2. Leher : Pemeriksaan untuk mengetahui ada tidaknya pembesaran kelenjar
tyroid dan kelenjar limfe
3. Dada : Pemeriksaan untuk mengetahui normal bentuk simetris,
hiperpigmentasi areola atau tidak, ada benjolan atau tidak, putting susu
menonjol atau tidak
4. Abdomen : Pemeriksaan untuk mengetahui bentuk, ada bekas luka atau
tidak, dan ada nyeri tekan atau tidak.
5. Anogenital
 Vulva Vagina : Pemeriksaan untuk mengetahui normal atau
tidak, ada varises pada vulva atau tidak, ada kemerahan atau tidak,
ada nyeri tekan atau tidak, dan ada pembesaran kelenjar bartholini
atau tidak (Romauli, 2011). Pada kasus gangguan sistem reproduksi
dengan kista bartholini didapatkan hasil pemeriksaan terlihat ada
massa di dinding sebelah dalam pada 1/3 bawah labium mayora,
warna merah, kulit mengkilat (Prawirohardjo, 2011).

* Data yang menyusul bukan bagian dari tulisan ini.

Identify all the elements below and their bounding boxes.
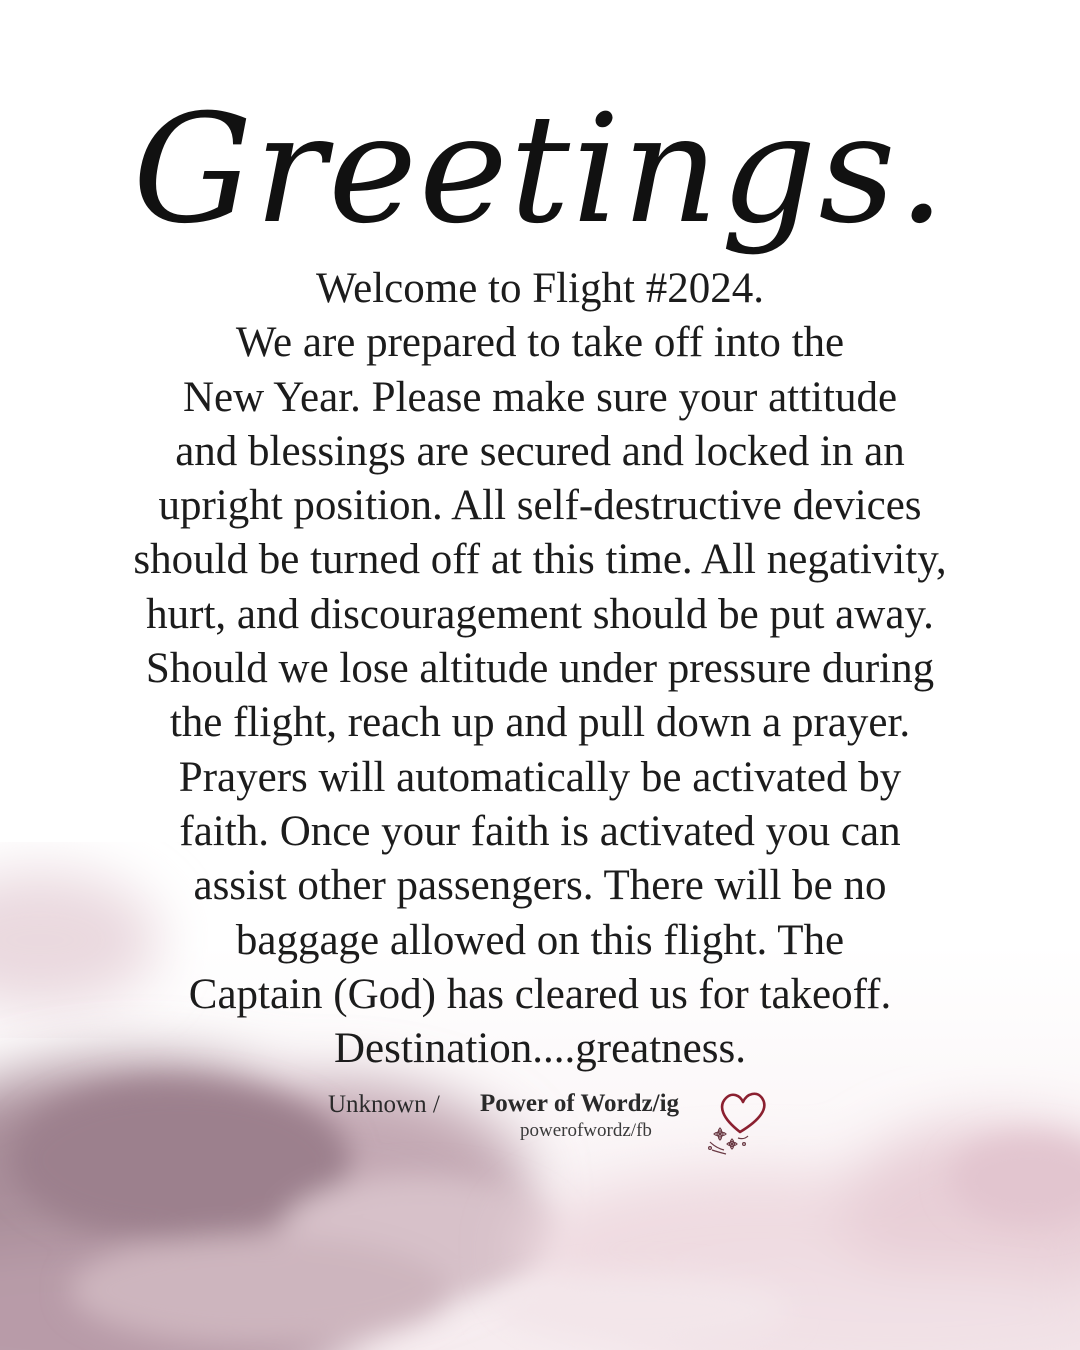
message-line: upright position. All self-destructive devices: [158, 482, 922, 530]
heart-flower-logo-icon: [660, 1078, 780, 1168]
message-line: Should we lose altitude under pressure during: [145, 645, 935, 693]
flight-message: [90, 262, 990, 1076]
brand-facebook-handle: powerofwordz/fb: [520, 1120, 652, 1141]
message-line: Welcome to Flight #2024.: [316, 265, 764, 312]
message-line: the flight, reach up and pull down a prayer.: [169, 699, 911, 747]
message-line: Prayers will automatically be activated by: [178, 753, 902, 801]
message-line: assist other passengers. There will be no: [193, 862, 887, 910]
message-line: Destination....greatness.: [334, 1025, 746, 1073]
message-line: and blessings are secured and locked in an: [175, 427, 905, 475]
greetings-title: Greetings.: [132, 83, 948, 257]
author-credit: Unknown /: [328, 1091, 440, 1118]
brand-name: Power of Wordz/ig: [480, 1090, 680, 1117]
message-line: should be turned off at this time. All negativity,: [133, 536, 947, 584]
message-line: We are prepared to take off into the: [235, 319, 845, 367]
message-line: faith. Once your faith is activated you can: [179, 807, 901, 855]
message-line: baggage allowed on this flight. The: [235, 916, 845, 964]
attribution: [0, 1088, 1080, 1178]
message-line: Captain (God) has cleared us for takeoff.: [188, 970, 892, 1018]
message-line: hurt, and discouragement should be put away.: [146, 590, 934, 638]
message-line: New Year. Please make sure your attitude: [182, 373, 898, 421]
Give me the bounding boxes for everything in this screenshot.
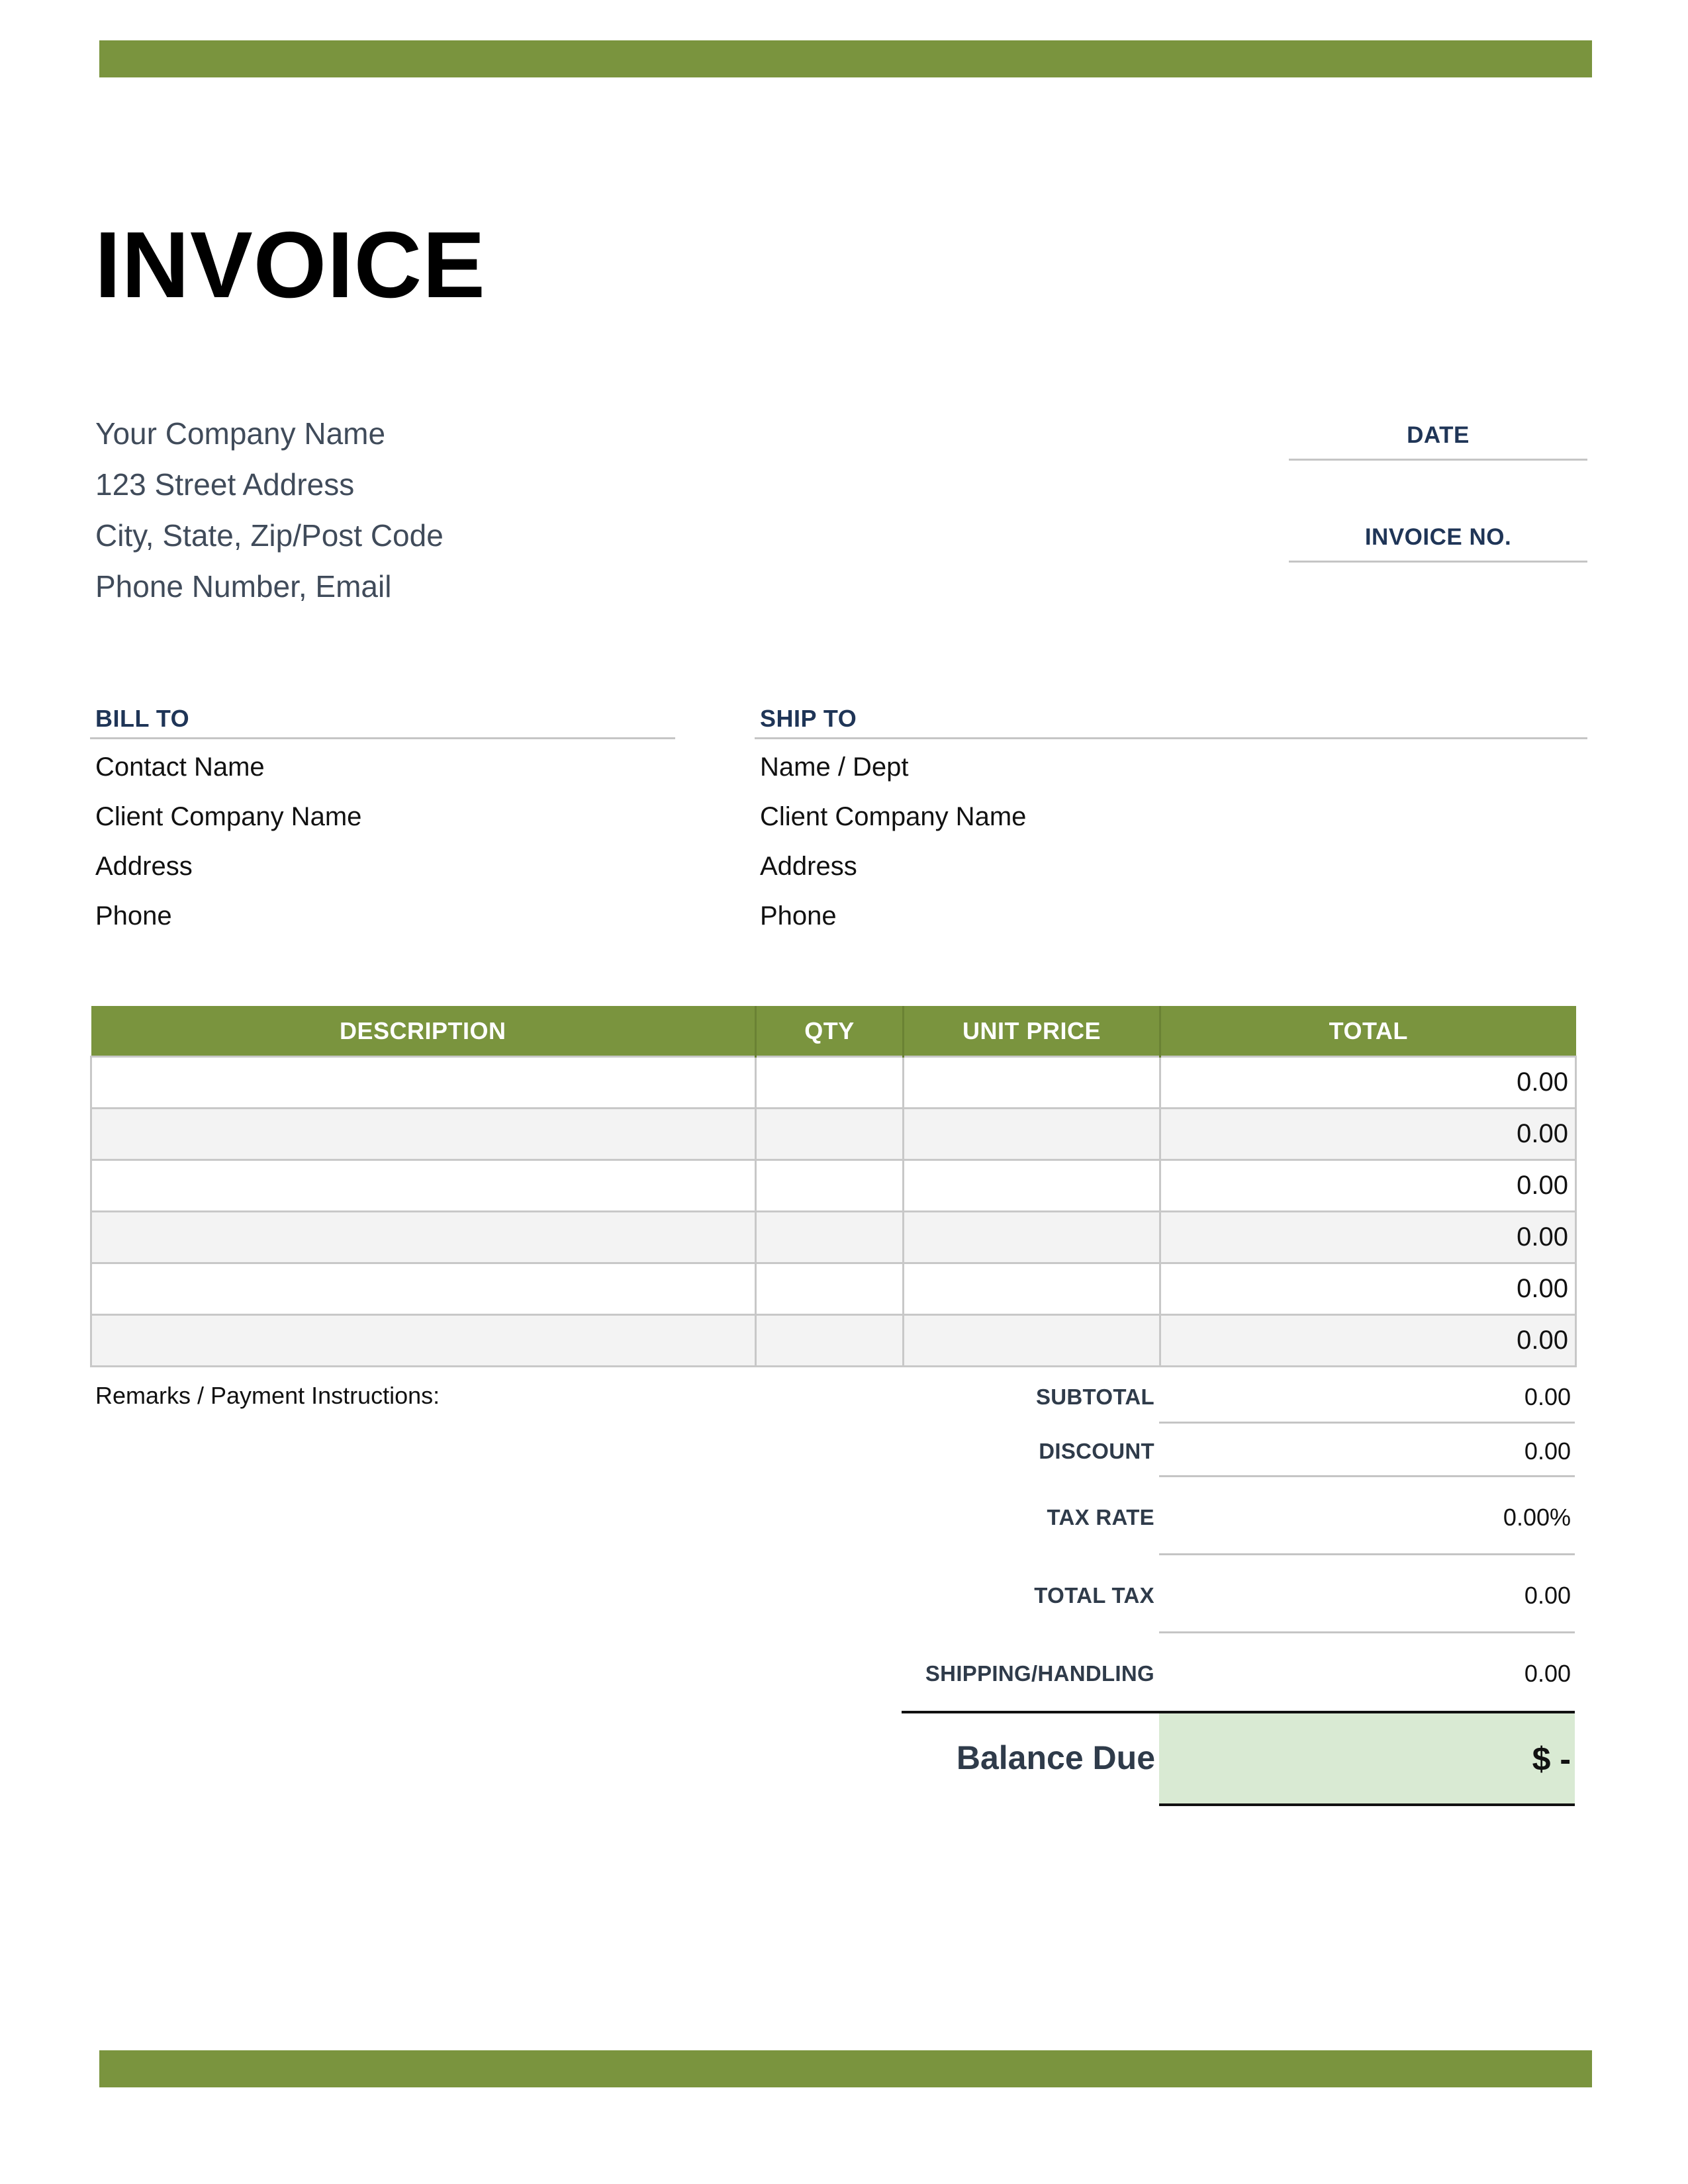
discount-value[interactable]: 0.00 [1524,1437,1571,1465]
description-header: DESCRIPTION [91,1006,756,1057]
qty-cell[interactable] [756,1315,904,1367]
remarks-label[interactable]: Remarks / Payment Instructions: [95,1382,440,1409]
tax-rate-label: TAX RATE [1047,1505,1154,1529]
bill-to-contact-name[interactable]: Contact Name [95,752,265,782]
company-street[interactable]: 123 Street Address [95,467,355,502]
ship-to-divider [755,737,1587,739]
discount-label: DISCOUNT [1039,1439,1154,1463]
total-tax-value: 0.00 [1524,1582,1571,1609]
ship-to-phone[interactable]: Phone [760,901,837,931]
subtotal-value: 0.00 [1524,1383,1571,1410]
bill-to-divider [90,737,675,739]
ship-to-address[interactable]: Address [760,852,857,881]
ship-to-name-dept[interactable]: Name / Dept [760,752,909,782]
unit-price-header: UNIT PRICE [904,1006,1160,1057]
unit-price-cell[interactable] [904,1160,1160,1212]
bill-to-address[interactable]: Address [95,852,193,881]
qty-cell[interactable] [756,1057,904,1109]
description-cell[interactable] [91,1160,756,1212]
subtotal-underline [1159,1422,1575,1424]
total-tax-label: TOTAL TAX [1034,1583,1154,1608]
date-field[interactable] [1289,424,1587,461]
total-cell: 0.00 [1160,1109,1576,1160]
ship-to-label: SHIP TO [760,705,857,732]
top-accent-bar [99,40,1592,77]
bill-to-company-name[interactable]: Client Company Name [95,802,362,831]
line-items-table [90,1006,1577,1367]
company-contact[interactable]: Phone Number, Email [95,569,392,604]
description-cell[interactable] [91,1263,756,1315]
total-cell: 0.00 [1160,1057,1576,1109]
balance-due-value: $ - [1532,1741,1571,1778]
date-underline [1289,459,1587,461]
table-row [91,1263,1576,1315]
unit-price-cell[interactable] [904,1315,1160,1367]
company-name[interactable]: Your Company Name [95,416,386,451]
shipping-value[interactable]: 0.00 [1524,1660,1571,1687]
invoice-number-underline [1289,561,1587,563]
total-header: TOTAL [1160,1006,1576,1057]
total-cell: 0.00 [1160,1212,1576,1263]
table-row [91,1212,1576,1263]
unit-price-cell[interactable] [904,1263,1160,1315]
shipping-label: SHIPPING/HANDLING [925,1661,1154,1686]
description-cell[interactable] [91,1315,756,1367]
date-label: DATE [1407,422,1470,448]
invoice-title: INVOICE [95,212,486,318]
table-row [91,1160,1576,1212]
total-tax-underline [1159,1631,1575,1633]
ship-to-company-name[interactable]: Client Company Name [760,802,1027,831]
description-cell[interactable] [91,1212,756,1263]
invoice-number-label: INVOICE NO. [1364,524,1512,550]
table-header-row [91,1006,1576,1057]
total-cell: 0.00 [1160,1160,1576,1212]
bottom-accent-bar [99,2050,1592,2087]
qty-cell[interactable] [756,1109,904,1160]
description-cell[interactable] [91,1057,756,1109]
table-row [91,1109,1576,1160]
description-cell[interactable] [91,1109,756,1160]
total-cell: 0.00 [1160,1315,1576,1367]
qty-cell[interactable] [756,1160,904,1212]
bill-to-label: BILL TO [95,705,190,732]
total-cell: 0.00 [1160,1263,1576,1315]
tax-rate-value[interactable]: 0.00% [1503,1504,1571,1531]
qty-header: QTY [756,1006,904,1057]
bill-to-phone[interactable]: Phone [95,901,172,931]
table-row [91,1315,1576,1367]
invoice-number-field[interactable] [1289,525,1587,563]
balance-due-highlight [1159,1713,1575,1806]
unit-price-cell[interactable] [904,1212,1160,1263]
company-city[interactable]: City, State, Zip/Post Code [95,518,444,553]
balance-due-label: Balance Due [956,1739,1155,1776]
discount-underline [1159,1475,1575,1477]
unit-price-cell[interactable] [904,1057,1160,1109]
qty-cell[interactable] [756,1212,904,1263]
unit-price-cell[interactable] [904,1109,1160,1160]
table-row [91,1057,1576,1109]
tax-rate-underline [1159,1553,1575,1555]
qty-cell[interactable] [756,1263,904,1315]
subtotal-label: SUBTOTAL [1035,1385,1154,1409]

6. Anus : Pemeriksaan untuk mengetahui ada haemoroid atau tidak
(Romauli, 2011).
7. Ekstermitas
a. Varises : Pemeriksaan untuk mengetahui ada varises atau tidak (Romauli,
2011).
b. Oedema : Pemeriksaan untuk mengetahui ada oedema atau tidak (Romauli,
2011).
c. Reflek Patella : Tungkai bawah akan bergerak sedikit ketika tendon diketuk
(Romauli, 2011). Pada kasus gangguan sistem reproduksi dengan kista
bartholini tidak dilakukan pemeriksaan reflek patella.